Sempre vi a minha mãe como o veredito do que é ser mulher. Com o tempo o sabor da infância perdeu-se, os olhos da maturidade ganham vida. A criança passa a ser adulto, e agora, tudo é sopa e contas para pagar. Monotonia. Mesmice. Chatice.
A minha mãe não deixou de ser o meu veredito de mulher. Mas fez-me pensar que ela podia ser menos mãe, e mais mulher.
É como todas as mães que deixam de ser o que foram. Tornam-se num meio estado, num quase que é, mas não é. Sentimento que todos nós já sentimos. Procurando dentro de si uma razão identitária para ser, quando o mais fácil é deixar de ser.
Muitas metáforas para simplesmente dizer. Não sei o que gosto, mas sei o que o Bernardo gosta. Não sei o que sinto. Mas sei como melhorar o dia do Bernardo. Hoje não dormi. Não comi também. Hoje pensei inúmeras vezes na lista infindável de atividades de xaxa para o Bernardo fazer. Não sei como vou sustentar dois empregos para encher-lhe de luxos que nunca tive. Porque eu tenho de ser a melhor mãe do mundo.
Não falo por todas as mulheres. Falo da perspetiva de sentir o cansaço vindo das palavras de uma mãe. Não falo pelas mães, nem pelos pais, não falo daquilo que não sei. Penso pelos meus botões sobre aquilo que vejo.
Sendo uma jovem mulher sinto-me por vezes distante do que sou, ou até mesmo, daquilo que quero ser. Sendo uma jovem mulher com um filho nos braços, será que eu saberia?
Como mulher, sinto às dores, preocupações e anseios das mulheres ao meu redor. As vezes a empatia é imediata, as vezes surge como um favor para a minha consciência. Mulheres instruídas; mulheres com dupla jornada; tripla jornada; mulheres mães, mulheres viajadas; mulheres que fazem questão de serem mulheres.
Ao mesmo tempo é com um amor incontestável que falam dos filhos. Como se para eles vivessem. Apenas isso. Vejo como o ato mais altruísta proveniente da natureza humana. Gerar, parir, e assim, continuar em função da cria. É evidente que não somos todas iguais. Cada uma com uma forma muito particular de ser mãe. Mas é tão fácil esquecer-se do que somos. O fiasco de energia que ainda resta é para manter a roda a girar. Porque toda mulher é cuidadora do lar. Foi o que sempre disseram.

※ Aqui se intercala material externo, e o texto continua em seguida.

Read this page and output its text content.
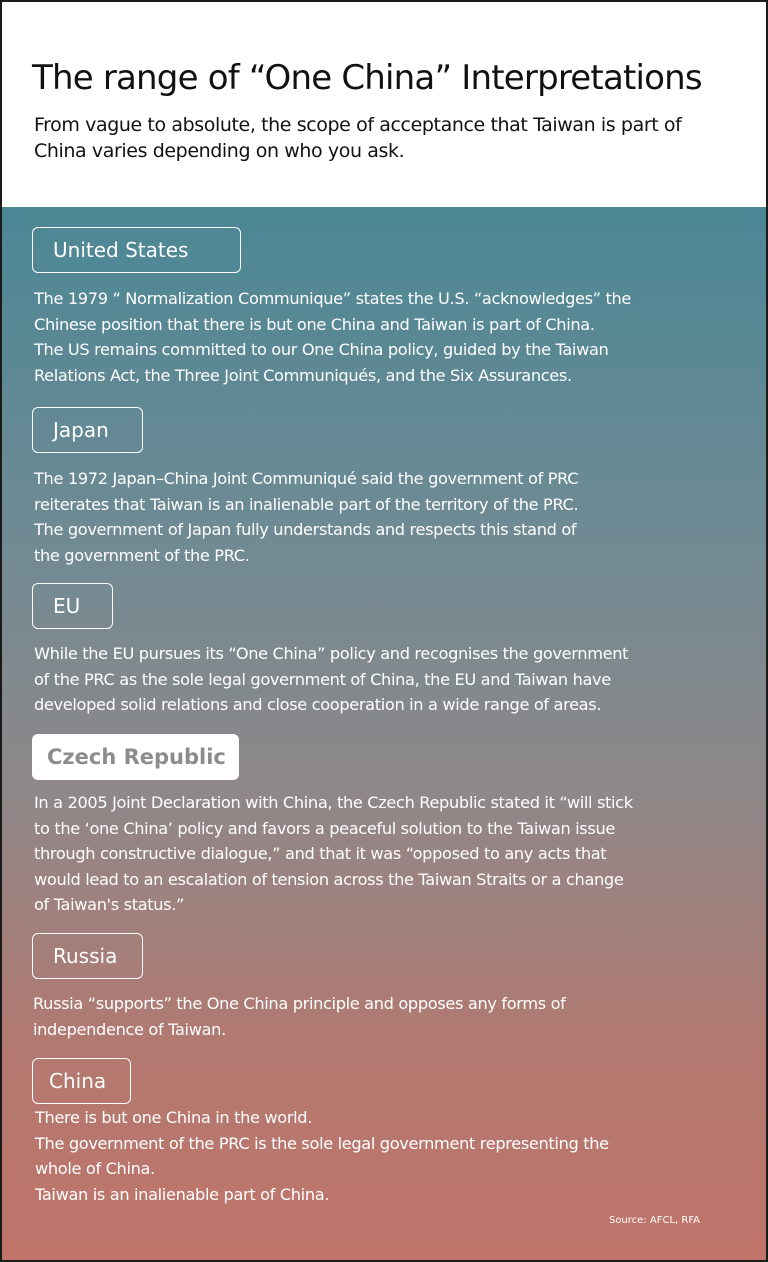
The range of “One China” Interpretations

From vague to absolute, the scope of acceptance that Taiwan is part of China varies depending on who you ask.

United States
The 1979 “ Normalization Communique” states the U.S. “acknowledges” the
Chinese position that there is but one China and Taiwan is part of China.
The US remains committed to our One China policy, guided by the Taiwan
Relations Act, the Three Joint Communiqués, and the Six Assurances.
Japan
The 1972 Japan–China Joint Communiqué said the government of PRC
reiterates that Taiwan is an inalienable part of the territory of the PRC.
The government of Japan fully understands and respects this stand of
the government of the PRC.
EU
While the EU pursues its “One China” policy and recognises the government
of the PRC as the sole legal government of China, the EU and Taiwan have
developed solid relations and close cooperation in a wide range of areas.
Czech Republic
In a 2005 Joint Declaration with China, the Czech Republic stated it “will stick
to the ‘one China’ policy and favors a peaceful solution to the Taiwan issue
through constructive dialogue,” and that it was “opposed to any acts that
would lead to an escalation of tension across the Taiwan Straits or a change
of Taiwan's status.”
Russia
Russia “supports” the One China principle and opposes any forms of
independence of Taiwan.
China
There is but one China in the world.
The government of the PRC is the sole legal government representing the
whole of China.
Taiwan is an inalienable part of China.
Source: AFCL, RFA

Comecei por falar das mães doadoras. Daquelas que se perdem no ato de ser mãe. Abdicando do que foram para ser uma extensão dos seus filhos. Mas o mundo é vasto. Há de tudo.

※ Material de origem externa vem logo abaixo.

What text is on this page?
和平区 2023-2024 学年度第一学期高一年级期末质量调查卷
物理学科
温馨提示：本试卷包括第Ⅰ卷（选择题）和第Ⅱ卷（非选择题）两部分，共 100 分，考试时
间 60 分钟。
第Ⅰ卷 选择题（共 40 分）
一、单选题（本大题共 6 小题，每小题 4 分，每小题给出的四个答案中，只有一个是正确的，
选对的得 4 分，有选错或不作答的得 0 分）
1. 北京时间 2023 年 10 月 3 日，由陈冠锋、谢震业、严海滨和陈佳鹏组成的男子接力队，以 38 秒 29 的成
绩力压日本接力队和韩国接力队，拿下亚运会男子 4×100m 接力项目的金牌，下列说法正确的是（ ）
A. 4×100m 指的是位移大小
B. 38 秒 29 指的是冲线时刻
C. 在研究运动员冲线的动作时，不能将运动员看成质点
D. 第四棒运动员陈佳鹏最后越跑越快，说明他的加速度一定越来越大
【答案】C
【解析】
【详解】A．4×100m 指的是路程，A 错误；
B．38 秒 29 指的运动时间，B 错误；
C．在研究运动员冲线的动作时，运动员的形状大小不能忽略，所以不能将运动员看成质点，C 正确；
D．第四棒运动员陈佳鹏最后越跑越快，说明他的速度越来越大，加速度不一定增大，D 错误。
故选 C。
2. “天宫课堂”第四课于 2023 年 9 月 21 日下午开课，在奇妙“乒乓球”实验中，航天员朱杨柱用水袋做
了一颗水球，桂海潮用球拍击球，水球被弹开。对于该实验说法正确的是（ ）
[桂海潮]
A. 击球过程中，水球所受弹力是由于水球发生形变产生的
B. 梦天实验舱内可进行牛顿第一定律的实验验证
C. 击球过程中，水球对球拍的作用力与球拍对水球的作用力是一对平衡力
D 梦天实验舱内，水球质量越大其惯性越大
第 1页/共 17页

Desde sempre criamos caixas sociais para encaixar as pessoas, sufocando-as com os papéis que devem exercer. Como se para sempre tivessem de abraçar aquela responsabilidade pois o escrutínio de fugir a regra é demasiado duro.
Romantizamos a “mãe” dona do lar. Aquela que não para. A presença imaculada quase que santa. Aprendemos como filhos que a figura maternal é a supremacia da bondade. Mas relembremos que toda mãe antes de mãe, é mulher, e antes de mulher, também é gente. E como gente, fazem coisas feias. Coisas feias para não dizer asneiras.

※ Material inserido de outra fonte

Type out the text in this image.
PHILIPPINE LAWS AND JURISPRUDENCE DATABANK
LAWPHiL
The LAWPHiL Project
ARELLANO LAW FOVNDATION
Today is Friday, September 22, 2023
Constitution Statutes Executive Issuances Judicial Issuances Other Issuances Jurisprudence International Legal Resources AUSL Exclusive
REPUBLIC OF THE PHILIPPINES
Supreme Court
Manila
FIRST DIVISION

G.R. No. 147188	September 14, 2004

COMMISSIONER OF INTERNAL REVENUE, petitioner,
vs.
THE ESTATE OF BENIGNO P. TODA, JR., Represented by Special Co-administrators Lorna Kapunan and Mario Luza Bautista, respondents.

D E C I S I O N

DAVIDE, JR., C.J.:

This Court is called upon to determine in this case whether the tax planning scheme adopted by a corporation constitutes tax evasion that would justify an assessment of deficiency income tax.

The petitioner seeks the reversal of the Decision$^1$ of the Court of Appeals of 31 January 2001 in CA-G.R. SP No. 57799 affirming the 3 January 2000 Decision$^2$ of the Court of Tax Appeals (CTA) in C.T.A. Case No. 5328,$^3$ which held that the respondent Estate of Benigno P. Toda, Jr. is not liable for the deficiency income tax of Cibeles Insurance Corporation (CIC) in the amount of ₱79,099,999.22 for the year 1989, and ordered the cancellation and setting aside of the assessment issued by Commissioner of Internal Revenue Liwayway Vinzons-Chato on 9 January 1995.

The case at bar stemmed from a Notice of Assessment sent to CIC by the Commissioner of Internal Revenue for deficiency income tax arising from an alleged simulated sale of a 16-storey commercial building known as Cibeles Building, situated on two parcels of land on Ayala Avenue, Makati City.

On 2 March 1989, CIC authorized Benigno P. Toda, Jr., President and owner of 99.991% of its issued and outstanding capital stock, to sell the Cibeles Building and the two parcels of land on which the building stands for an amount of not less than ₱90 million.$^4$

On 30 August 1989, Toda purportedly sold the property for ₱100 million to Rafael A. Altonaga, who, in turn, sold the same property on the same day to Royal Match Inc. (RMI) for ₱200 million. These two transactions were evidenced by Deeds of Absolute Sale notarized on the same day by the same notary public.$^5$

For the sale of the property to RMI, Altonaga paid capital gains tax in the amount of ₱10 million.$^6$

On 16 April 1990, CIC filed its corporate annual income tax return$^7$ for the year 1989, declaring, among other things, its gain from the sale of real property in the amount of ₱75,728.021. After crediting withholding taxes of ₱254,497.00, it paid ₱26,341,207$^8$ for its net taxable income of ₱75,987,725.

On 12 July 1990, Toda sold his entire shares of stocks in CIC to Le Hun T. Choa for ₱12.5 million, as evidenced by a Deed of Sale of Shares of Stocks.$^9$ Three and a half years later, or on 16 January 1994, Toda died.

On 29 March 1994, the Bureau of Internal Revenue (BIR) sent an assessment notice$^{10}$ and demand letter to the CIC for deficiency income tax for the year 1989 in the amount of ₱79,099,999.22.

Há mães que por nada deixam a sua essência, tratam da maternidade como um detalhe da sua vida. Há outras que enxergam como um percalço. Um erro. Uma falha na Matrix.
É preciso compreender que muitas vezes as mães que aconteceram por acidente criam traumas. Fazem filhos traumatizados que carregam as dores de uma pessoa infeliz. Os filhos traumatizados lidam com a culpa e o julgamento alheio de não se sentirem filhos.
Não sentiram o amor materno. Não aprenderam a receber amor, e são cobrados por isso. São obrigados a enfeitarem um sentimento que não existe. Tudo por uma questão de calar os murmúrios dos outros. Aprendem aos solavancos e por outras formas o que é o amor.
Encontram nas ruas vestígios de atenção pensando por eles que chega a ser amor. O mal de não se saber o que é uma coisa, é que qualquer coisa serve. No fundo é uma eterna corrente de causa e efeito. O trágico é resultarem em adultos feridos que fazem feridas. A roda continua a girar, e tudo é mais do mesmo.
A maternidade existe para ser um tiro no escuro. Um teste de resistência entre desistir e tentar. Uma linha ténue entre abraçar, mas não sufocar. Amar, mas não estragar. Entre outras coisas.